La place des femmes dans les forces de défense et de sécurité en Guinée a-t-elle évolué ?
Oui, il y a eu une évolution notable ces dernières années, aussi bien dans les forces de défense que dans les forces de sécurité, y compris dans le secteur de la sécurité privée. Toutefois, des efforts restent à fournir, notamment en matière de formation, d’accès aux postes de responsabilité et de promotion du leadership féminin.
Quel regard portez-vous sur l’engagement des jeunes filles guinéennes aujourd’hui ?
Je tiens à encourager vivement les jeunes filles guinéennes. Aujourd’hui, elles osent davantage s’engager dans des métiers autrefois considérés comme réservés aux hommes. Je les invite à se dépasser, à persévérer et à briser le plafond de verre, car avec la détermination et le travail, rien n’est impossible. De nos jours, on constate en Guinée une présence accrue des femmes dans des secteurs où elles étaient auparavant peu représentées, notamment dans les sociétés privées de gardiennage.

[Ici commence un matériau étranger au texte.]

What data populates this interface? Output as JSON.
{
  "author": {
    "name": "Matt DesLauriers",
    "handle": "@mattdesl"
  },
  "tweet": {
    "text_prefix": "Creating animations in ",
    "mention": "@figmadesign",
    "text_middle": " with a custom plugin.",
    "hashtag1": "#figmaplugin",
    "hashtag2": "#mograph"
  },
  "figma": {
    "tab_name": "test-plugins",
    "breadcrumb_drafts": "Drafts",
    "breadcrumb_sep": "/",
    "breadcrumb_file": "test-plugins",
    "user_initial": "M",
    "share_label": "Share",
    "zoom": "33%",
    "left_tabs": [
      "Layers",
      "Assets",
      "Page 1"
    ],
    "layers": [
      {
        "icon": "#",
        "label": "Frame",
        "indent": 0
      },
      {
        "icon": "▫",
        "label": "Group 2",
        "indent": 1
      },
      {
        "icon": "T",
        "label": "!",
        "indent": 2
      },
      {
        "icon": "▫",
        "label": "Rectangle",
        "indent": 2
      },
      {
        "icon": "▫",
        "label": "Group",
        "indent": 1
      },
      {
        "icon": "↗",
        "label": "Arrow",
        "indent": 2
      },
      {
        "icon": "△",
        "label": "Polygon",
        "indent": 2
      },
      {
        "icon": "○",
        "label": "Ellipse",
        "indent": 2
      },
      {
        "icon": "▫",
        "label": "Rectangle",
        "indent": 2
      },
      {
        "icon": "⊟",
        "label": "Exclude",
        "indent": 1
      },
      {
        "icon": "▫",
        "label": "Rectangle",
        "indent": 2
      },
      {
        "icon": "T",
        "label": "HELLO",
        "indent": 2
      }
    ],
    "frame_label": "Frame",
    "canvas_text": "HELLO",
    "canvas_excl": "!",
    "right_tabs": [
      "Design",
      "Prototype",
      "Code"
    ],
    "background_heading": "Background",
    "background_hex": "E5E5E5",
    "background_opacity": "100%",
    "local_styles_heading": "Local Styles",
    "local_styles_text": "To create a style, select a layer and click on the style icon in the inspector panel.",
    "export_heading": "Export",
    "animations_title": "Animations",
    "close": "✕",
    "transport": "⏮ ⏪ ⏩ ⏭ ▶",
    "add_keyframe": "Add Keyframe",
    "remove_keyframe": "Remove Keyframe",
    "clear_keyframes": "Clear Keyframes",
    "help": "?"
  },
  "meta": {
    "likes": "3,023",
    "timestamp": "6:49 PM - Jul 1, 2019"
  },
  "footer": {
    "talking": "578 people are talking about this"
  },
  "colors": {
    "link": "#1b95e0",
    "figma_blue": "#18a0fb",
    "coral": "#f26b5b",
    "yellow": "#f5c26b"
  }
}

Cette évolution traduit une véritable dynamique d’émancipation des jeunes filles, désormais visibles dans de nombreux domaines.

Que ce soit dans les structures de santé, dans les banques ou encore dans d’autres secteurs d’activité, les femmes occupent de plus en plus de place. C’est une avancée significative qu’il convient de saluer et d’encourager. Le métier de la sécurité reste toutefois exigeant, et dans le secteur privé, les défis sont encore plus importants. Il est donc essentiel de renforcer la formation, de faciliter l’accès aux postes de responsabilité et de promouvoir le leadership féminin.
J’encourage fortement les femmes à investir dans leur formation. Revendiquer l’égalité est légitime, mais celle-ci doit s’accompagner d’un renforcement des compétences. Car c’est aussi par la formation que l’on parvient à s’imposer et à se faire respecter.